Providence Public Library Opens AS220 Archives for Research!!
Following a several-month archival project, the Special Collections Department at Providence Public Library (PPL) has opened the AS220 Archives to the public for research. Founded in 1985, AS220 is credited as a national model for urban revitalization and in its advocacy for the role of artists and art practice within community development.
PPL acquired the organizational archives of AS220, a nationally recognized arts organization in Providence, Rhode Island, in January 2017. Organization and description of the collection was completed in the past year with support of a grant from the National Historical Publications & Records Commission (NHPRC).
“The archives of AS220 are a significant addition to the Library’s special collections and enrich existing materials that document the creative and cultural history of Providence,” said Jack Martin, PPL Executive Director. “One of our broader goals with our special and the Rhode Island Collections is to have them serve as useful resources for artists, designers, and the entire creative community. Preserving and providing access to this important archive is paramount to our mission.”
“AS220 is thrilled that Providence Public Library has acquired, preserved and is now providing public access to our archives,” said David Dvorchak, Communications Director for AS220. “This collection contains a 32-year history, not only of our organization, but a record of how downtown Providence became the thriving hub of arts and culture in Rhode Island that it is today.”
The organizational archives of AS220 encompass over 30 years of organizational records, including the creative output of artists, performers and musicians who have used their venues to create and showcase their work.
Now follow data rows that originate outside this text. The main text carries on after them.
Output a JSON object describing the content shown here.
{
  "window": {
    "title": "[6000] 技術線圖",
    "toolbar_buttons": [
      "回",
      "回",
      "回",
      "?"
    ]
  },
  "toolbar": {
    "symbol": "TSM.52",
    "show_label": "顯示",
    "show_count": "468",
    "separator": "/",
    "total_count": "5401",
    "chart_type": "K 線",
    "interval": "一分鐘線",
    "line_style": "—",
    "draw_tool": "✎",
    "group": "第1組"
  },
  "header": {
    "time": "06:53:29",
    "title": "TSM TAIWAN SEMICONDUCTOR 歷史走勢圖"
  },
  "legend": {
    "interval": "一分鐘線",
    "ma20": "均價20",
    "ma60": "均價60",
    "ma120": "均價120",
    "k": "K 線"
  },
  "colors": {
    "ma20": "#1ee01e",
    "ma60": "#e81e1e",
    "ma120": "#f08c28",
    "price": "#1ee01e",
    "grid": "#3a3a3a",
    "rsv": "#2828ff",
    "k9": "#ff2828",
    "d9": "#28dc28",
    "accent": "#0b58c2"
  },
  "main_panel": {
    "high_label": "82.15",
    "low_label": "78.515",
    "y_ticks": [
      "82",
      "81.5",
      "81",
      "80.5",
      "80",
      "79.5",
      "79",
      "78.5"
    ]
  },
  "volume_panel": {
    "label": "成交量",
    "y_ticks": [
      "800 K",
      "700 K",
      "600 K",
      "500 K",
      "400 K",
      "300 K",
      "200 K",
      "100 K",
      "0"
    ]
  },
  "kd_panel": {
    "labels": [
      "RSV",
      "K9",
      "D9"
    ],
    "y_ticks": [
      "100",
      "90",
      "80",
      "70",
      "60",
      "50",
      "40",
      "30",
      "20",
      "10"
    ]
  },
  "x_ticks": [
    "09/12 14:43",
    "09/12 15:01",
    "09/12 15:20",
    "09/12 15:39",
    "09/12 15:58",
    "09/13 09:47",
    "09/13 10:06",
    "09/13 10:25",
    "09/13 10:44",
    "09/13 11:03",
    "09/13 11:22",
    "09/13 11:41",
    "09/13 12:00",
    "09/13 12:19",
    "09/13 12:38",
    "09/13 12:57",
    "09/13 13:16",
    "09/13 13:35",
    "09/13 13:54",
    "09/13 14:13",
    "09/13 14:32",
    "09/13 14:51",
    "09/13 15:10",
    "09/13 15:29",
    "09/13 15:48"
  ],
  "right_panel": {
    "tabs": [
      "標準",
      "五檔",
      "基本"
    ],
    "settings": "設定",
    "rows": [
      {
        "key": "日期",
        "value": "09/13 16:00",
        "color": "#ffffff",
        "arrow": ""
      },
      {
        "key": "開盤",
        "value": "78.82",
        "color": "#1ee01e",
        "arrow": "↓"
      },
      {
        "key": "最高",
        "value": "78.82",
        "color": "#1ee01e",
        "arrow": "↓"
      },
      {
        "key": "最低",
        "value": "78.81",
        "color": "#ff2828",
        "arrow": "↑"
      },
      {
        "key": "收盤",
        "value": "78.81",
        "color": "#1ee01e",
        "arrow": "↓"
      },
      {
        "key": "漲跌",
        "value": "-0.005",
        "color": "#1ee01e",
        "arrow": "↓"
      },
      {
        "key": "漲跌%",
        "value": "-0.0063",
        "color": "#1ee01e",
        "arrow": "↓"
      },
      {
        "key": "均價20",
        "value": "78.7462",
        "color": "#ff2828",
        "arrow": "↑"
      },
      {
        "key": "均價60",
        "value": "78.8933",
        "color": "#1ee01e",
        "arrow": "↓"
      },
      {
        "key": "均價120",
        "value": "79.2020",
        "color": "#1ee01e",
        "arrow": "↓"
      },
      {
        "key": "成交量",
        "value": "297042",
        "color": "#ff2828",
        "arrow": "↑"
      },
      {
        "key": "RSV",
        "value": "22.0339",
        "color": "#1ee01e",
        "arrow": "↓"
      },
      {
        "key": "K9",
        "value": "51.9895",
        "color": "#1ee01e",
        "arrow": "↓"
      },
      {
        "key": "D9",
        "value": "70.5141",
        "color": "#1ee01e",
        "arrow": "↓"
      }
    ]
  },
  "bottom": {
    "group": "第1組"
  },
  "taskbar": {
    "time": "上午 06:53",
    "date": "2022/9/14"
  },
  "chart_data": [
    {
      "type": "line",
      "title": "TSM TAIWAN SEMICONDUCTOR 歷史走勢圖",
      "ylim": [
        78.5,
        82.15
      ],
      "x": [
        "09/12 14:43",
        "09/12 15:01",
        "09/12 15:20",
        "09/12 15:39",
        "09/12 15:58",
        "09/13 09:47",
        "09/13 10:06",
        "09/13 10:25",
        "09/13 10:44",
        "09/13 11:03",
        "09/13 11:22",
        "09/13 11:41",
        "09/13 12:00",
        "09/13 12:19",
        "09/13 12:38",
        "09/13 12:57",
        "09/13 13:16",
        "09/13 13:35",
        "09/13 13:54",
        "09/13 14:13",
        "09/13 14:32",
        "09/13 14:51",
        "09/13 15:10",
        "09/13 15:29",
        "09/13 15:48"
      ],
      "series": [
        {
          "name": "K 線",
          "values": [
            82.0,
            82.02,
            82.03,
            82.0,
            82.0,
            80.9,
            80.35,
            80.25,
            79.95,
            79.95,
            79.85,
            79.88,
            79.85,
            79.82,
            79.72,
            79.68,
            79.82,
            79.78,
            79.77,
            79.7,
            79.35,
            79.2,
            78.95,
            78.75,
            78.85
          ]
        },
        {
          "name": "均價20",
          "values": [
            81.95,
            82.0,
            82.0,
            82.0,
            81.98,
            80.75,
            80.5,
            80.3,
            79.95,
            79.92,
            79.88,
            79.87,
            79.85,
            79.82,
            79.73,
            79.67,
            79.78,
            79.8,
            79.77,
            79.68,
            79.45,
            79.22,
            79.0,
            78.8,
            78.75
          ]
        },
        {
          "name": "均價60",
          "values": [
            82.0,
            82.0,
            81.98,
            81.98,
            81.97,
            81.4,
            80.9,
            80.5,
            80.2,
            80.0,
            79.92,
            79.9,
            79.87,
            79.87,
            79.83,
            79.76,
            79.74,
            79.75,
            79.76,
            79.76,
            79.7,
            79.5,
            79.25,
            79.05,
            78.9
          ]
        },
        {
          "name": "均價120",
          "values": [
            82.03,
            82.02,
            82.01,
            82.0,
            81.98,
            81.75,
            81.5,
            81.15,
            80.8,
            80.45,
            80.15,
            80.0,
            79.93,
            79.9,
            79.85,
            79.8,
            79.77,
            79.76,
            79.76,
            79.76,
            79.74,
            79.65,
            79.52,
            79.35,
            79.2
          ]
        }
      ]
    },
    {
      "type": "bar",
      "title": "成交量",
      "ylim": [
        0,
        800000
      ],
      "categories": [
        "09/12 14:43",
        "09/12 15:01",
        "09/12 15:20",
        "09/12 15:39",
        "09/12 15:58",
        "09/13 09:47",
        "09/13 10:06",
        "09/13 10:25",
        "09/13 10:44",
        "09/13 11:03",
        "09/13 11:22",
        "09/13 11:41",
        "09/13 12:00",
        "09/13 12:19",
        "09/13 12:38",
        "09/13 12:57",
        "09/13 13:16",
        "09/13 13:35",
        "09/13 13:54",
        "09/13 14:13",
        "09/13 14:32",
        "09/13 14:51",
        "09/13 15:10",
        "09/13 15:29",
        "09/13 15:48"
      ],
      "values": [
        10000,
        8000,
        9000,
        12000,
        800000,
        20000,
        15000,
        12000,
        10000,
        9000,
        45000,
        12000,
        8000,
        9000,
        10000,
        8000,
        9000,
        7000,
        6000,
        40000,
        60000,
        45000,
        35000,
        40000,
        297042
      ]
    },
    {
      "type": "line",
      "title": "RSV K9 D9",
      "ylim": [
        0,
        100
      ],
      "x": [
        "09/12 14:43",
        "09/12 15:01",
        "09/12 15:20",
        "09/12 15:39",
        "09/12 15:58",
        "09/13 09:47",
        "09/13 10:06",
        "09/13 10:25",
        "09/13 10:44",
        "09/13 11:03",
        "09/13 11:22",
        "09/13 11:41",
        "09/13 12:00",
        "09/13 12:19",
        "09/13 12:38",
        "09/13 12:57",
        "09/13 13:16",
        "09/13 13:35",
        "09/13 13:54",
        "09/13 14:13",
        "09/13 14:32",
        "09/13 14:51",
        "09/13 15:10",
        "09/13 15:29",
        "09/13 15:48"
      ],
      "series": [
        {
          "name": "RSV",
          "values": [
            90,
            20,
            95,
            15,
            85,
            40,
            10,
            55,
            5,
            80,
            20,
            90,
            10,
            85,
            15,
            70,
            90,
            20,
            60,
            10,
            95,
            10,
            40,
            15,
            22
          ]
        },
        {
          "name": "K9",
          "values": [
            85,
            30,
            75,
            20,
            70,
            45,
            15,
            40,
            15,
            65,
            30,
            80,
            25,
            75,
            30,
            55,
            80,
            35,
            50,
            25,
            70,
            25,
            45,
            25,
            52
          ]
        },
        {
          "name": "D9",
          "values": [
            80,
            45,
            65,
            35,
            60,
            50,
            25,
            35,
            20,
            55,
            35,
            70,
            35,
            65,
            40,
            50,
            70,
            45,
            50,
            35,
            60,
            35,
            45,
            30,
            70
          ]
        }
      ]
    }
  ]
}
The initial donation to PPL includes over 110 linear feet of records representing a wide variety of types and formats — such as planning documents, building plans, press releases and promotional posters, menus, publications and reports, artist applications, booking records for events, photographs, recordings of musical performances, recordings of a public access television show, and original artwork. Included is over 700 gigabytes of digitized files created to document the history of the organization.
Specific topics of interest include:
- Day planners with handwritten notes by AS220 founder Umberto Crenca documenting the day-to-day activities of the organization.
- Architectural drawings and records related to the renovations of Empire Street, the Mercantile Block and the Dreyfus Hotel.
- Over 75 hours of video footage from TV220, a cable-access television show produced by AS220 that ran from 1996-2004.
- Documentation of visual and performance art at AS220 by artists, including Guillermo Gómez-Peňa, Viola Davis, Shepard Fairey, Brian Chippendale and Genesis P. Orridge.
“The creative output of AS220 is both a time capsule of Providence history, and a testament to the work AS220 has done to support the city’s artistic spirit. This collection represents the complex cultural and creative relationships and work that inspires the concept of Providence as the ‘Creative Capital,’” said Kate Wells, Curator of Rhode Island Collections
“Strange, improbable, deeply-motivated, and wry, the story of how a small art collective became part of the redemption of a corrupt, post-industrial city is definitely worth preserving,” noted Janaya Kizzie, AS220 Project Archivist.
Materials from the AS220 Collection will be on display in PPL’s Providence Journal Rhode Island Room from August-September. An event to celebrate the archives is scheduled for September 12, 2018.
PPL will continue to digitize content from the AS220 Archives where it will be accessible via provlibdigital.org. This work will be ongoing.